Due to the similarities between ISIL and Ebola - particularly in the US' response to both - I can't help but feel the reason why the US got it's first Ebola case on Tuesday is because the US arranged for a Liberian man who was known to be in close (sexual) contact with an Ebola victim to get on a plane to the USA. The man is obviously rewarded with far better medical care then he would receive in Liberia while the US is rewarded by getting a big story that will push ISIL off the domestic news agenda while at the same time forcing people to look for clues about the US' operations in Iraq and Syria.

To further confuse anyone who dares to question Obama's infamous "global leadership" the US Ebola case has taken place in Texas. The Governor of Texas is Rick Perry who is considered to be one of the front runners for the 2016 Republican Party Presidential election. Perry has also been causing the Democrat Party a lot of problems ahead of the 2014 Congressional mid-term elections because Texas has been ground zero for the impacts of Obama's quest to reform immigration policy. Since Obama has been claiming that he's going to grant every illegal immigrant US citizenship/voting rights Texas has been flooded by illegal immigrants from across South America. Obama himself has been forced to admit that this constitutes a humanitarian crisis not least because of all the exotic diseases the illegal immigrants are bringing with them.

The US Ebola case is primarily an immigration story and while you can argue that it is violence that is pushing the illegal immigrants out of South America it could well be the promise of better healthcare that is pulling them into the US.

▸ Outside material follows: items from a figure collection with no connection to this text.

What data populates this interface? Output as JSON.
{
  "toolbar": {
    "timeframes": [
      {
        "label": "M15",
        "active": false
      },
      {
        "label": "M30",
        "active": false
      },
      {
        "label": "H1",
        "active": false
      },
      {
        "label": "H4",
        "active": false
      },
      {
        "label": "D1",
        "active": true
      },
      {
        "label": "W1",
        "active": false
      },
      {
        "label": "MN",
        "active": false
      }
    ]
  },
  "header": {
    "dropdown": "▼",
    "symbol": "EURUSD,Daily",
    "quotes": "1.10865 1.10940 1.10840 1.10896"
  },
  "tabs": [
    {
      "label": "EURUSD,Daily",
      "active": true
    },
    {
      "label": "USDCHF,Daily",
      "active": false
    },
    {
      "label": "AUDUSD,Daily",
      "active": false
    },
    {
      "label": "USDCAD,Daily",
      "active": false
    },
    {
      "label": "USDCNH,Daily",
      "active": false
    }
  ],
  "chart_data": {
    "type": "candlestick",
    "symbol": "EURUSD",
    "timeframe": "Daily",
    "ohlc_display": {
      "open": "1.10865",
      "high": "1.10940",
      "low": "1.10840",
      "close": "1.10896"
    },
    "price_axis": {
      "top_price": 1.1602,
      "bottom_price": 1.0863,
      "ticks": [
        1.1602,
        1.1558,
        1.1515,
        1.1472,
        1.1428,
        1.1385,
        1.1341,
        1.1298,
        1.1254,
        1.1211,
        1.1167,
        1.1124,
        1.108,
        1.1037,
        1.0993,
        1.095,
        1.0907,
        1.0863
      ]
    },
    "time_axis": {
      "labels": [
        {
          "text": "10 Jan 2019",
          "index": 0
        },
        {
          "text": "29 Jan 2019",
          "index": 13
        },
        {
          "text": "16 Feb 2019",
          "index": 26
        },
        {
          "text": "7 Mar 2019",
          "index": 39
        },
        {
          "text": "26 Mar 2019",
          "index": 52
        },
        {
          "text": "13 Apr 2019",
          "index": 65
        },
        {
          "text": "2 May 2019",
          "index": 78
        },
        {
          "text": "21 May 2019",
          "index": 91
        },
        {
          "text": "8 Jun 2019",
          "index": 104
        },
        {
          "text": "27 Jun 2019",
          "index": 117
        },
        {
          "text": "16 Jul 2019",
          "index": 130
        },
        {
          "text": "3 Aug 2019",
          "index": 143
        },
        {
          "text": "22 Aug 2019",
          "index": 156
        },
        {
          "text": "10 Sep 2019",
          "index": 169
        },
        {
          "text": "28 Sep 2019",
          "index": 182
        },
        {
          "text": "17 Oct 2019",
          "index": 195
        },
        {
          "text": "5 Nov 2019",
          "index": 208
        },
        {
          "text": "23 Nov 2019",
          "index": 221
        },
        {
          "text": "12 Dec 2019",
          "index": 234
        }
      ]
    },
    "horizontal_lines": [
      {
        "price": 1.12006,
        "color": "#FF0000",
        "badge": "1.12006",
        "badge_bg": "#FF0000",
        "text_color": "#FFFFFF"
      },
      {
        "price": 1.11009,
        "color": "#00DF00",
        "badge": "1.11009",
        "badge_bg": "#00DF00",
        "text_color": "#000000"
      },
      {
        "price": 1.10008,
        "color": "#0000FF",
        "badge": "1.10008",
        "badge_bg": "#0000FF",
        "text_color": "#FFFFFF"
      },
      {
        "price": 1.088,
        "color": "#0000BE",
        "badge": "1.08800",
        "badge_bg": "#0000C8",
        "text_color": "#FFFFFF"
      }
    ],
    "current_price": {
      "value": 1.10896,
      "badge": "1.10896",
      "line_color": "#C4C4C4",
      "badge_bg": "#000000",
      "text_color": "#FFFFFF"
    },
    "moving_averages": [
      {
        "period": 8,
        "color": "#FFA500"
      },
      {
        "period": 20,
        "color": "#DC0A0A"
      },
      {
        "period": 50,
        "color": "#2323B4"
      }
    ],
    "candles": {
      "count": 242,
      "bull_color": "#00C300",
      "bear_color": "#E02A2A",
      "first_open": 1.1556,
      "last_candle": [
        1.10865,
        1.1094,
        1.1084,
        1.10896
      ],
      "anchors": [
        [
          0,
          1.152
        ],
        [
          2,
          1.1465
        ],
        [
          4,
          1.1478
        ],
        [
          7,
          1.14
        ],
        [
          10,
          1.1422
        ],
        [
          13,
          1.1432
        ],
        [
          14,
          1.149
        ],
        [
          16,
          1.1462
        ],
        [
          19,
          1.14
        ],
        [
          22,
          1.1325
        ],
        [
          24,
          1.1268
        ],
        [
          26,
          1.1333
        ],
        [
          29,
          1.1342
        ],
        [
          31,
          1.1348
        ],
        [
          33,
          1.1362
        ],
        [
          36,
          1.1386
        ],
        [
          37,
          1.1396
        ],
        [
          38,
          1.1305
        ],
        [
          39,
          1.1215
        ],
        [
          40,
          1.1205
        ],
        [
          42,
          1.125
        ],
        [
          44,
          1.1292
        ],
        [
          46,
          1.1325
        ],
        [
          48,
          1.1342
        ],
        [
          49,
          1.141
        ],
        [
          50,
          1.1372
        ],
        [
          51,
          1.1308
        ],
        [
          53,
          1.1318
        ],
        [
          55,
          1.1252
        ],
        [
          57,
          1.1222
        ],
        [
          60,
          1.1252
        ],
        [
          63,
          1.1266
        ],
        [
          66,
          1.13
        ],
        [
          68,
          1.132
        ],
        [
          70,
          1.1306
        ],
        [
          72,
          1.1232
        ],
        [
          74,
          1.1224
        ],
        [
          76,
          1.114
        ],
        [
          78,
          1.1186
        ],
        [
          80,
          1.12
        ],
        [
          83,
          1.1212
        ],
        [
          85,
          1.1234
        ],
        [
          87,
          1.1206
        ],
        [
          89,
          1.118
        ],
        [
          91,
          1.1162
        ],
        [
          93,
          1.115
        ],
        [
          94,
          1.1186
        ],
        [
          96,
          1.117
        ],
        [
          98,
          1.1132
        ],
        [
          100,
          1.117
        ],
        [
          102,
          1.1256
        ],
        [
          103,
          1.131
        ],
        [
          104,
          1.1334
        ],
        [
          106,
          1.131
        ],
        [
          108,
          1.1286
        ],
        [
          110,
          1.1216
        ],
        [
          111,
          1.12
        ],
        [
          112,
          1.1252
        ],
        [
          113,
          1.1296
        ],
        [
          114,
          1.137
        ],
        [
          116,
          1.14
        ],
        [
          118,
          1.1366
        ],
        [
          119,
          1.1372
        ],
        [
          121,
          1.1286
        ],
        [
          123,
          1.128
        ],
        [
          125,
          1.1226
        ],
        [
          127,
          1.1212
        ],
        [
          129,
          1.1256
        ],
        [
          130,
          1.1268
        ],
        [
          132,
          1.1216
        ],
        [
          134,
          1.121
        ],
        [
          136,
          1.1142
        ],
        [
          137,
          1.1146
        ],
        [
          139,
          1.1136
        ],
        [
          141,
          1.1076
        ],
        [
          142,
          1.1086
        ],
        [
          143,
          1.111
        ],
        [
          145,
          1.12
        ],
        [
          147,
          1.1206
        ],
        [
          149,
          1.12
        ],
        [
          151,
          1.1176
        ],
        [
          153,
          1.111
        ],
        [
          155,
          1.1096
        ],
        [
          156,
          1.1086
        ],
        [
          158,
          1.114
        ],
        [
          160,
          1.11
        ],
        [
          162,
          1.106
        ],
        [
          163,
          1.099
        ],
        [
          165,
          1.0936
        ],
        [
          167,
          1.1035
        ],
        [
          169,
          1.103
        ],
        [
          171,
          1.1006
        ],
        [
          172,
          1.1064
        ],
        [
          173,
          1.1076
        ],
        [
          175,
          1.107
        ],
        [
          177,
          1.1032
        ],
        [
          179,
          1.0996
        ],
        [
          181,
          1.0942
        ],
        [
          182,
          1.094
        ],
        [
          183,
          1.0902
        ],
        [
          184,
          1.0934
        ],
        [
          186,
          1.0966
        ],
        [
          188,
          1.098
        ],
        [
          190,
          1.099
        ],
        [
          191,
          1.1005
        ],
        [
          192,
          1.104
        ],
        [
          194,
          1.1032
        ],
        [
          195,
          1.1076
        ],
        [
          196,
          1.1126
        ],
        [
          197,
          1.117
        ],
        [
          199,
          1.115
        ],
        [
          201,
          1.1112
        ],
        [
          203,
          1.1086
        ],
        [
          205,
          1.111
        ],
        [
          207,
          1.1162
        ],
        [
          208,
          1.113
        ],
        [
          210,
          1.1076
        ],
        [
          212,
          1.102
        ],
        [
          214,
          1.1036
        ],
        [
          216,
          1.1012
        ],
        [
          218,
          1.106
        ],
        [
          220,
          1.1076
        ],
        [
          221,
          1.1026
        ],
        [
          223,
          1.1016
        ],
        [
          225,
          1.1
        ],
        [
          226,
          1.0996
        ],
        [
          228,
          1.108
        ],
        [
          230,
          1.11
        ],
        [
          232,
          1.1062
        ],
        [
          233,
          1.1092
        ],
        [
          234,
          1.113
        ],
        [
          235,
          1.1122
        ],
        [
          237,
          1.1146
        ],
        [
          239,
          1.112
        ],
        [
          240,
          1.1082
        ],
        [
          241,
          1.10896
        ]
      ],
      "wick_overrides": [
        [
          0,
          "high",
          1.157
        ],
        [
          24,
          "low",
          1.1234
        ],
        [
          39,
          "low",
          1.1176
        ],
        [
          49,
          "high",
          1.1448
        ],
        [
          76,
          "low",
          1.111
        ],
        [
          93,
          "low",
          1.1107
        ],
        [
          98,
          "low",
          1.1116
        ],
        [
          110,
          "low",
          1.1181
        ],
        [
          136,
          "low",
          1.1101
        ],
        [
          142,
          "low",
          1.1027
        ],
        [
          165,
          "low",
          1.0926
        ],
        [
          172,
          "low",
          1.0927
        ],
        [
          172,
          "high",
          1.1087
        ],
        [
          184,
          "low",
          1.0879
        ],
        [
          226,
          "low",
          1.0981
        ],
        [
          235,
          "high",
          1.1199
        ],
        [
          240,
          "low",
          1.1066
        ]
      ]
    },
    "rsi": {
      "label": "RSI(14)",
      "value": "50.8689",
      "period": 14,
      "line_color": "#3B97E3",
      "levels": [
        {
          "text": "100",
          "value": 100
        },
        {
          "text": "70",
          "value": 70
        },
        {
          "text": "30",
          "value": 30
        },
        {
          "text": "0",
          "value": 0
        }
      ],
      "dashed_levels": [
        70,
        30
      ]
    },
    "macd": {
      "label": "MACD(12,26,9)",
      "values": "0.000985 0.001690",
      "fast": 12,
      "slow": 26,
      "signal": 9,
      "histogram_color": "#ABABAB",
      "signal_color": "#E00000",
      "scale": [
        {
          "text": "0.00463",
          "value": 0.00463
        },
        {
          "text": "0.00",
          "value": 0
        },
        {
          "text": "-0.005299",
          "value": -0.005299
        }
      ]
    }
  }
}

Due to this dramatic and not in any way helpful shift in the US' means of communication I can't tell you what -if any - air-strikes the US has carried out in either Iraq or Syria. I can though tell you that the Turkish Parliament has today voted to allow for military action in both Iraq in Syria. Specifically they've voted to further extend an authorisation that was passed in 2007 to allow for "Operation Sun" during which Turkey carried out 789 aerial and ground attacks against Iraq's Kurds which killed at least 264. In 2012 that authorisation was expanded to allow Turkey to attack Kurds in Syria as well.

There is still no news as to whether Turkey will allow the coalition to use Incirlik airbase to launch air-strikes against ISIL in Iraq and Syria.